For Patrice Brown, this is now her reality. Under the hashtag #teacherbae, a worldwide discourse on appropriate classroom attire was actually just a poor attempt at masking the real problem: the policing and hyper-sexualization of Black women’s bodies. The photos that Brown has posted on her Instagram showcasing her outfits consist of dresses that have sleeves and hit the knee, along with well-fitting jeans and t-shirts. @breenaughtyy on Twitter said: “That teacher looks good af but her attire is just inappropriate to be teaching a 4th grade class. Little boys are pervs by like 2nd grade.” Soon after, the internet exploded.
Fox 5 was told by Brown’s higher-ups: “[Brown] was given guidance regarding the APS Employee Dress Code, the use of social media, and Georgia Code of Ethics for educators, and she has been cooperative in addressing her presence on social media.” She shows up to school in these outfits, so obviously she was following the dress-code. She wasn’t reprimanded until the situation went viral.
Contrary to Brown’s situation, a custodian who was thought to be a teacher, Jamel Fenner, went viral as the male #teacherbae.

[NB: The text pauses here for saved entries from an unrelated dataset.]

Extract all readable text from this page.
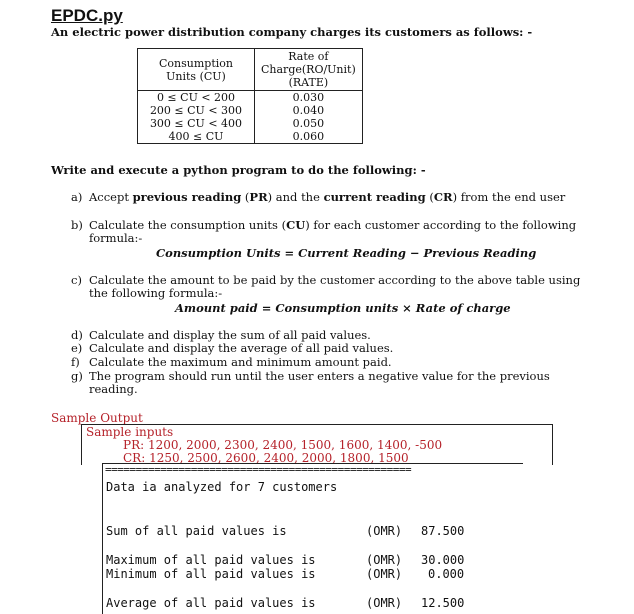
EPDC.py
An electric power distribution company charges its customers as follows: -
Consumption Units (CU)	Rate of Charge(RO/Unit) (RATE)
0 ≤ CU < 200	0.030
200 ≤ CU < 300	0.040
300 ≤ CU < 400	0.050
400 ≤ CU	0.060
Write and execute a python program to do the following: -
a) Accept previous reading (PR) and the current reading (CR) from the end user
b) Calculate the consumption units (CU) for each customer according to the following
formula:-
Consumption Units = Current Reading − Previous Reading
c) Calculate the amount to be paid by the customer according to the above table using
the following formula:-
Amount paid = Consumption units × Rate of charge
d) Calculate and display the sum of all paid values.
e) Calculate and display the average of all paid values.
f) Calculate the maximum and minimum amount paid.
g) The program should run until the user enters a negative value for the previous
reading.
Sample Output
Sample inputs
PR: 1200, 2000, 2300, 2400, 1500, 1600, 1400, -500
CR: 1250, 2500, 2600, 2400, 2000, 1800, 1500
==================================================
Data ia analyzed for 7 customers
Sum of all paid values is	(OMR) 87.500
Maximum of all paid values is	(OMR) 30.000
Minimum of all paid values is	(OMR) 0.000
Average of all paid values is	(OMR) 12.500
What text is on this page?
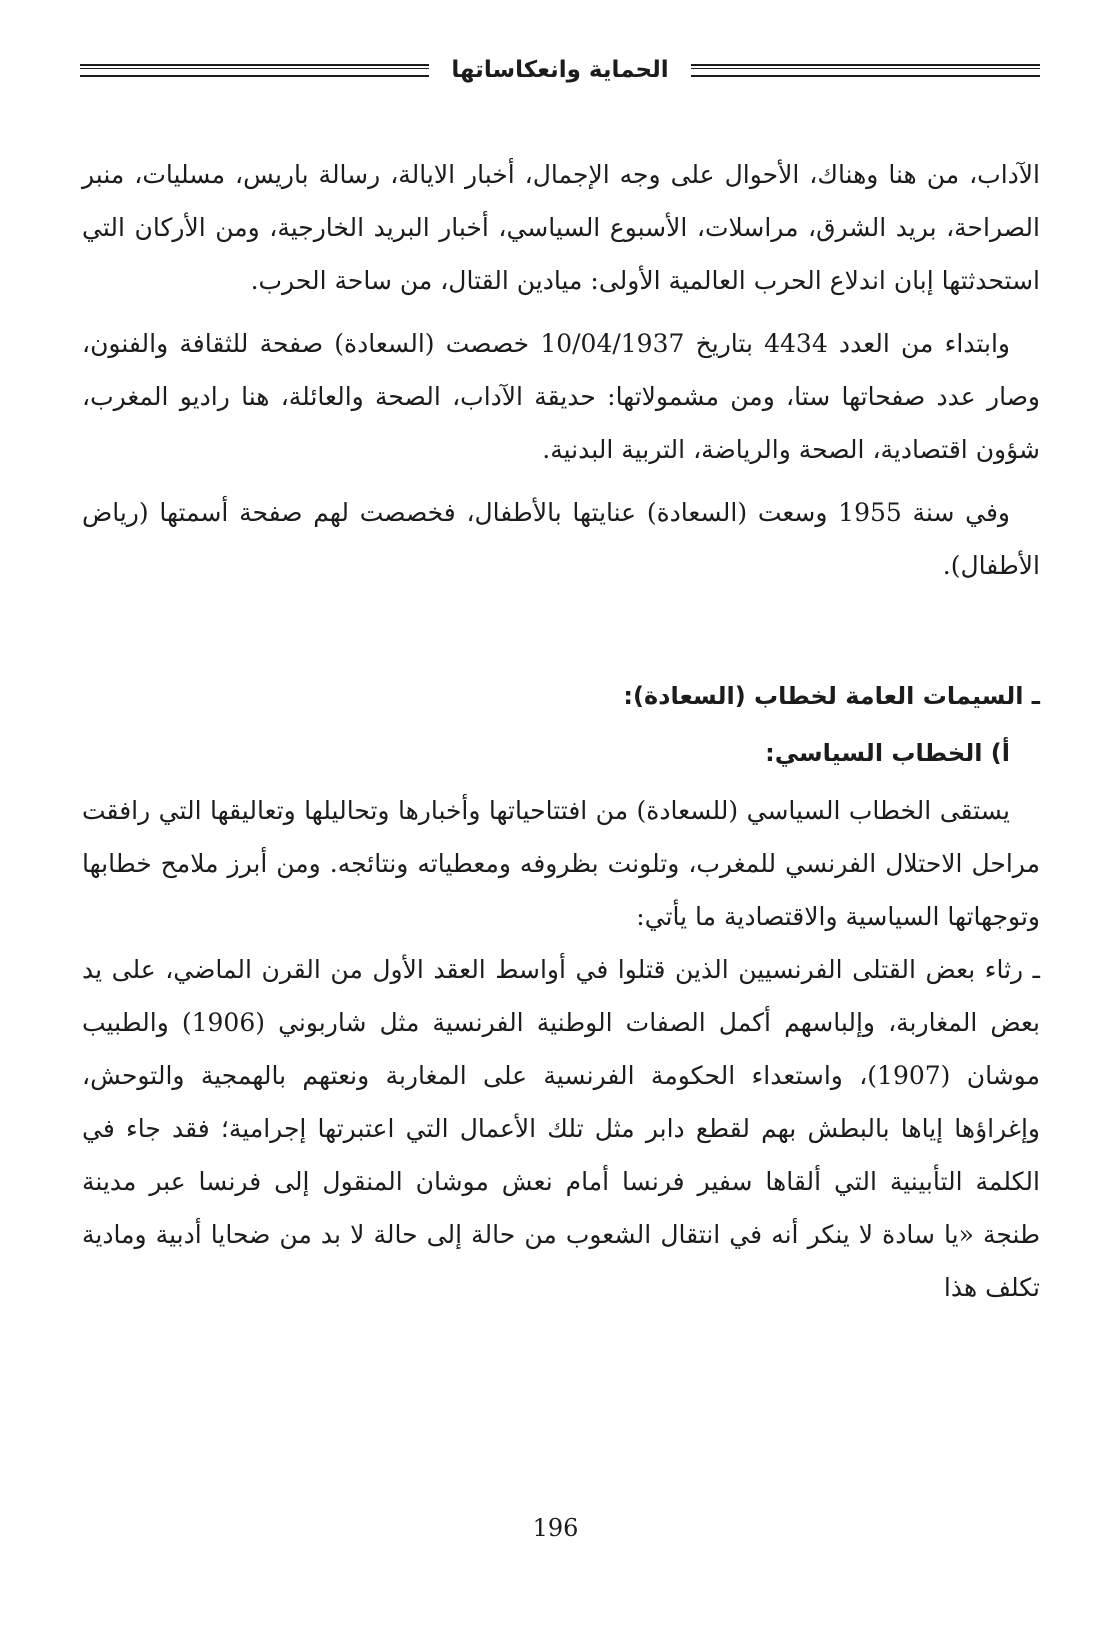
الحماية وانعكاساتها

الآداب، من هنا وهناك، الأحوال على وجه الإجمال، أخبار الايالة، رسالة باريس، مسليات، منبر الصراحة، بريد الشرق، مراسلات، الأسبوع السياسي، أخبار البريد الخارجية، ومن الأركان التي استحدثتها إبان اندلاع الحرب العالمية الأولى: ميادين القتال، من ساحة الحرب.

وابتداء من العدد 4434 بتاريخ 10/04/1937 خصصت (السعادة) صفحة للثقافة والفنون، وصار عدد صفحاتها ستا، ومن مشمولاتها: حديقة الآداب، الصحة والعائلة، هنا راديو المغرب، شؤون اقتصادية، الصحة والرياضة، التربية البدنية.

وفي سنة 1955 وسعت (السعادة) عنايتها بالأطفال، فخصصت لهم صفحة أسمتها (رياض الأطفال).

ـ السيمات العامة لخطاب (السعادة):

أ) الخطاب السياسي:

يستقى الخطاب السياسي (للسعادة) من افتتاحياتها وأخبارها وتحاليلها وتعاليقها التي رافقت مراحل الاحتلال الفرنسي للمغرب، وتلونت بظروفه ومعطياته ونتائجه. ومن أبرز ملامح خطابها وتوجهاتها السياسية والاقتصادية ما يأتي:

ـ رثاء بعض القتلى الفرنسيين الذين قتلوا في أواسط العقد الأول من القرن الماضي، على يد بعض المغاربة، وإلباسهم أكمل الصفات الوطنية الفرنسية مثل شاربوني (1906) والطبيب موشان (1907)، واستعداء الحكومة الفرنسية على المغاربة ونعتهم بالهمجية والتوحش، وإغراؤها إياها بالبطش بهم لقطع دابر مثل تلك الأعمال التي اعتبرتها إجرامية؛ فقد جاء في الكلمة التأبينية التي ألقاها سفير فرنسا أمام نعش موشان المنقول إلى فرنسا عبر مدينة طنجة «يا سادة لا ينكر أنه في انتقال الشعوب من حالة إلى حالة لا بد من ضحايا أدبية ومادية تكلف هذا

196
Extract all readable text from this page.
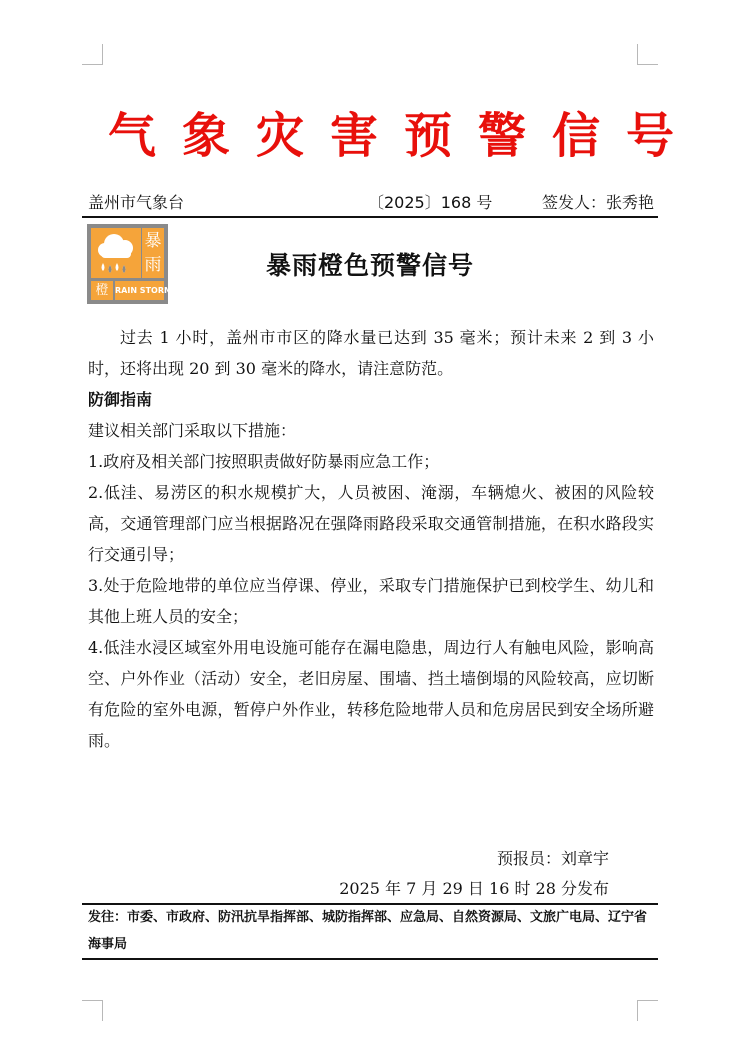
气象灾害预警信号
盖州市气象台	〔2025〕168 号	签发人：张秀艳
暴
雨
橙 RAIN STORM
暴雨橙色预警信号

过去 1 小时，盖州市市区的降水量已达到 35 毫米；预计未来 2 到 3 小时，还将出现 20 到 30 毫米的降水，请注意防范。

防御指南

建议相关部门采取以下措施：

1.政府及相关部门按照职责做好防暴雨应急工作；

2.低洼、易涝区的积水规模扩大，人员被困、淹溺，车辆熄火、被困的风险较高，交通管理部门应当根据路况在强降雨路段采取交通管制措施，在积水路段实行交通引导；

3.处于危险地带的单位应当停课、停业，采取专门措施保护已到校学生、幼儿和其他上班人员的安全；

4.低洼水浸区域室外用电设施可能存在漏电隐患，周边行人有触电风险，影响高空、户外作业（活动）安全，老旧房屋、围墙、挡土墙倒塌的风险较高，应切断有危险的室外电源，暂停户外作业，转移危险地带人员和危房居民到安全场所避雨。

预报员：刘章宇
2025 年 7 月 29 日 16 时 28 分发布
发往：市委、市政府、防汛抗旱指挥部、城防指挥部、应急局、自然资源局、文旅广电局、辽宁省海事局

Fenner circled the internet with photos of him sporting very familiar tight jeans and form-fitting t-shirts in a classroom. He went on to receive very different commentary from Brown online. @ChristinaFloyd said on Facebook: “Damn I need to go back to school.” Fenner’s clothes are just as form-fitting as Brown’s, so where’s his backlash? Why isn’t anyone body-shaming him? Instead of trying to shame Brown, a naturally curvy woman, we need to focus on her performance in the classroom and her passion for teaching.